Warriner's English Grammar and Composition
- First Course through Fifth Course; Complete Course
- Author: John E. Warriner
- Discipline: English grammar and composition
- Publisher: Harcourt Brace Jovanovich
- Published: 1946
- No. of books: Six

= Warriner's English Grammar and Composition =

American textbook series

Warriner's English Grammar and Composition is a series of textbooks on English grammar and composition by John E. Warriner, consisting initially of six books targeted at grades 6 through 12, in numerous editions, with publication beginning in 1946 and a 7th book added in 1959. Last revised in 1981, the series was still in print at the time of Warriner's death in 1987. Publisher Harcourt Brace Jovanovich described it as "one of the best selling series in textbook publishing history", with over 30 million copies sold.

Books of the series have been published in large-print, Braille, audiobook, and e-book editions.

==History==
John E. Warriner (c. 1907–1987) earned a Bachelor's in English in 1930 from the University of Michigan, followed by a Master's from Harvard.

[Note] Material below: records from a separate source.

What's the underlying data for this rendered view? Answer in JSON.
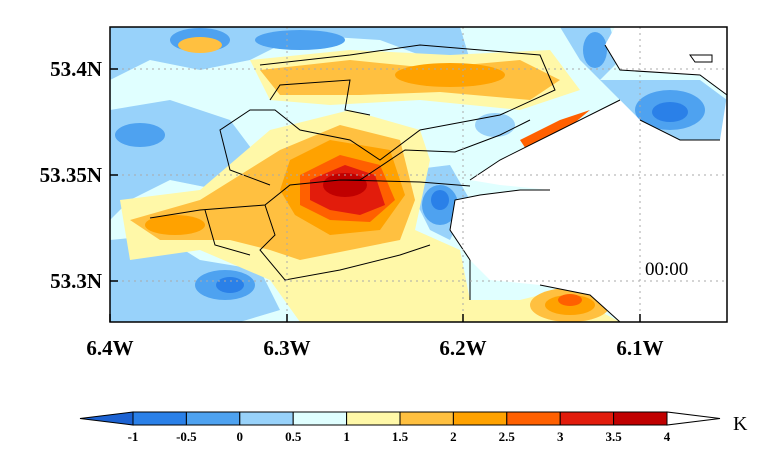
{
  "map": {
    "x_ticks": [
      "6.4W",
      "6.3W",
      "6.2W",
      "6.1W"
    ],
    "y_ticks": [
      "53.4N",
      "53.35N",
      "53.3N"
    ],
    "time_label": "00:00",
    "grid": "dotted"
  },
  "colorbar": {
    "unit": "K",
    "labels": [
      "-1",
      "-0.5",
      "0",
      "0.5",
      "1",
      "1.5",
      "2",
      "2.5",
      "3",
      "3.5",
      "4"
    ],
    "under_color": "#1c62d2",
    "over_color": "#ffffff",
    "colors": [
      "#2a80e8",
      "#4ea2f0",
      "#98d2fa",
      "#e0ffff",
      "#fff8a8",
      "#ffc040",
      "#ffa200",
      "#ff6000",
      "#e21c0c",
      "#c00000"
    ]
  }
}
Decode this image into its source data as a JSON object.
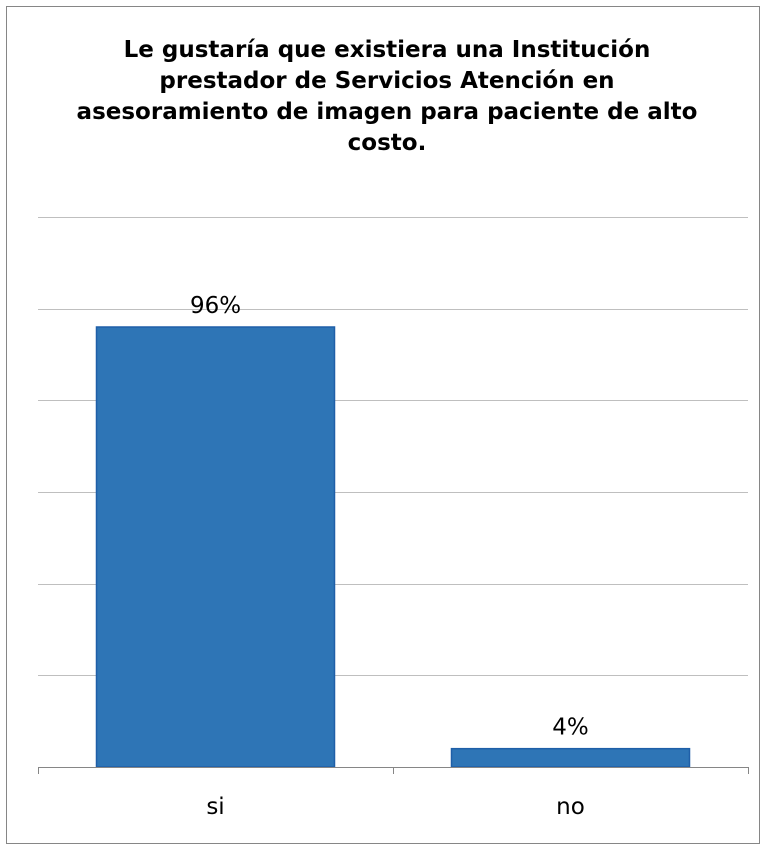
{
  "chart_data": {
    "type": "bar",
    "title": "Le gustaría que existiera una Institución prestador de Servicios Atención en asesoramiento de imagen para paciente de alto costo.",
    "categories": [
      "si",
      "no"
    ],
    "values": [
      96,
      4
    ],
    "data_labels": [
      "96%",
      "4%"
    ],
    "ylim": [
      0,
      120
    ],
    "grid": true,
    "legend": "none",
    "bar_color": "#2E75B6",
    "bar_edge_color": "#1F5FA8"
  }
}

He then taught at New Jersey State Teachers College, and later Garden City High School.

In 1942 or 1943, Warriner was approached by a publisher's sales representative about revising a grammar book dating from 1898. Warriner instead began writing chapters for a new book, which was published by Harcourt Brace as Warriner's Handbook of English, aimed at grades 9 and 10. This book was followed by a volume aimed at 11th and 12th graders. By 1956, the series had grown to six books, with a seventh added in 1959, spanning grades 6 through 12.

Warriner retired from teaching in 1962, and spent the following years working at Harcourt's offices a few days a week, and traveling to promote the series. He last revised the series in 1981.